The atmosphere inside the visual industry itself is also peculiar and distorted. It allows this kind of “excited teenager” like behavior for profit. Even if someone in the staff feels that making this character or this scene is morally dubious and is harmful to the female image, they keep their mouths shut before the director or character designer.
Is there anything I can do?
I’m writing this article, not only to raise the awareness of this situation we are facing in Japan, where the visual market is split between the work that utilizes the moe style and “everything else.”

I also want to point out that there is still a lot of good stuff being made to choose from. A lot of comics and illustrations are made that do not use the moe image for their female characters but strive for something better.
This is, in part, possible because a single artist can create these works without relying on what the whole industry wants, and they can aim their works at smaller target groups that will appreciate them and support them. Sometimes a comic like this gets noticed by the wider public too.

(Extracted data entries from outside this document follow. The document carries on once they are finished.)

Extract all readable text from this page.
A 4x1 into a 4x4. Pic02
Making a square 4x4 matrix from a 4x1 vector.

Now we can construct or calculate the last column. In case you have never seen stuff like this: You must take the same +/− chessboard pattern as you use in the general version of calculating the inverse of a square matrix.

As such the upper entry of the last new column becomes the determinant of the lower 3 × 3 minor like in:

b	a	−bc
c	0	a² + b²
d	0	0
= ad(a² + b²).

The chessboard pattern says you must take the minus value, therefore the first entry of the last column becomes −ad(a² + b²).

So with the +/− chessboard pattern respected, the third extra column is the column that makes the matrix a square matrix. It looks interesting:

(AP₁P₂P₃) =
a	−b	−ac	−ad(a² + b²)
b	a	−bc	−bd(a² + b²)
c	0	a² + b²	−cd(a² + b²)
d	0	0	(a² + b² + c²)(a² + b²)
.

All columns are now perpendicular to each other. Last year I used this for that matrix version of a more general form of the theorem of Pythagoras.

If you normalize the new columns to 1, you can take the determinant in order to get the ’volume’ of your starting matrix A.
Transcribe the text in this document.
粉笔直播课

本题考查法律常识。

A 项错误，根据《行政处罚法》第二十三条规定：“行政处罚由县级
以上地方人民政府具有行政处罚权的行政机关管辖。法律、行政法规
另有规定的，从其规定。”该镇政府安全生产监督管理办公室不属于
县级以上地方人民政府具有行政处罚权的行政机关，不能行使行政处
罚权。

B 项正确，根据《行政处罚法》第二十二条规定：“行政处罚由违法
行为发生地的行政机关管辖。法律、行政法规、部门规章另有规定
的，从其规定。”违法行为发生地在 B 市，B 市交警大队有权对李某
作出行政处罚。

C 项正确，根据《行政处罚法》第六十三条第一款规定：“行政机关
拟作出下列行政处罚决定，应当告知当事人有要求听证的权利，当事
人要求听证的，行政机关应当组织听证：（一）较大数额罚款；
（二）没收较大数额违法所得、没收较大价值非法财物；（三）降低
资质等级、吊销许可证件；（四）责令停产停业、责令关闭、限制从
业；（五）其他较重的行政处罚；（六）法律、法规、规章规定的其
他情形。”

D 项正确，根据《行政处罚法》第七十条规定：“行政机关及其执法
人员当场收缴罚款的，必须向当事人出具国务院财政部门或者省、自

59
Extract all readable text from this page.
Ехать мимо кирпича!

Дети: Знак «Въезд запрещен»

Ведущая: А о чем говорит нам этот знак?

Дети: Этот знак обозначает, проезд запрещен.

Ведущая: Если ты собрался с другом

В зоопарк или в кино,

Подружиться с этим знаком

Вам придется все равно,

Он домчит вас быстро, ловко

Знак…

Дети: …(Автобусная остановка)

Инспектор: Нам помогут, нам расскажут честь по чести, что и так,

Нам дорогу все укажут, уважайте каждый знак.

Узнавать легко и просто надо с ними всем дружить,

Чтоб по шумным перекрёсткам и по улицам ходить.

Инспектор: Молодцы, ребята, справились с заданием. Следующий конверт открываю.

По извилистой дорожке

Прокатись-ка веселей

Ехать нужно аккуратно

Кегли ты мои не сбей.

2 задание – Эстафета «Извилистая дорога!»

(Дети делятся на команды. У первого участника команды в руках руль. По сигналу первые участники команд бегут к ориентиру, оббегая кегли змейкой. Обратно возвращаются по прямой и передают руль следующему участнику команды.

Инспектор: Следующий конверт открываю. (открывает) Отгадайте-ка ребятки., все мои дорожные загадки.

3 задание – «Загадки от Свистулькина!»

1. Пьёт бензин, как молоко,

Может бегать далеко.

Recently the “Metamorphose no Engawa.” is a great example of this.

Looking through the list of animations released in the recent few years, it’s harder to find something with female protagonists that do not follow the moe standards. Still, some directors stand out — Masaaki Yuasa’s cinema movie “Ride Your Wave” and TV series “Keep Your Hands Off Eizouken!” are good examples.
I want you to be aware of this and take action, remember to try to choose art that is not moe, ask for more non-moe art, ask for more thought, variety, and true to life female characters with depth.
If you feel brave — question. Ask the creators what exactly did they aim for when making this female character that feels morally dubious, harmful, or just plain insulting to you. Finally, educate your peers on this topic.
In many creative fields across the whole world, the standards are changing to better as we speak. I would also like to see this kind of change in Japan.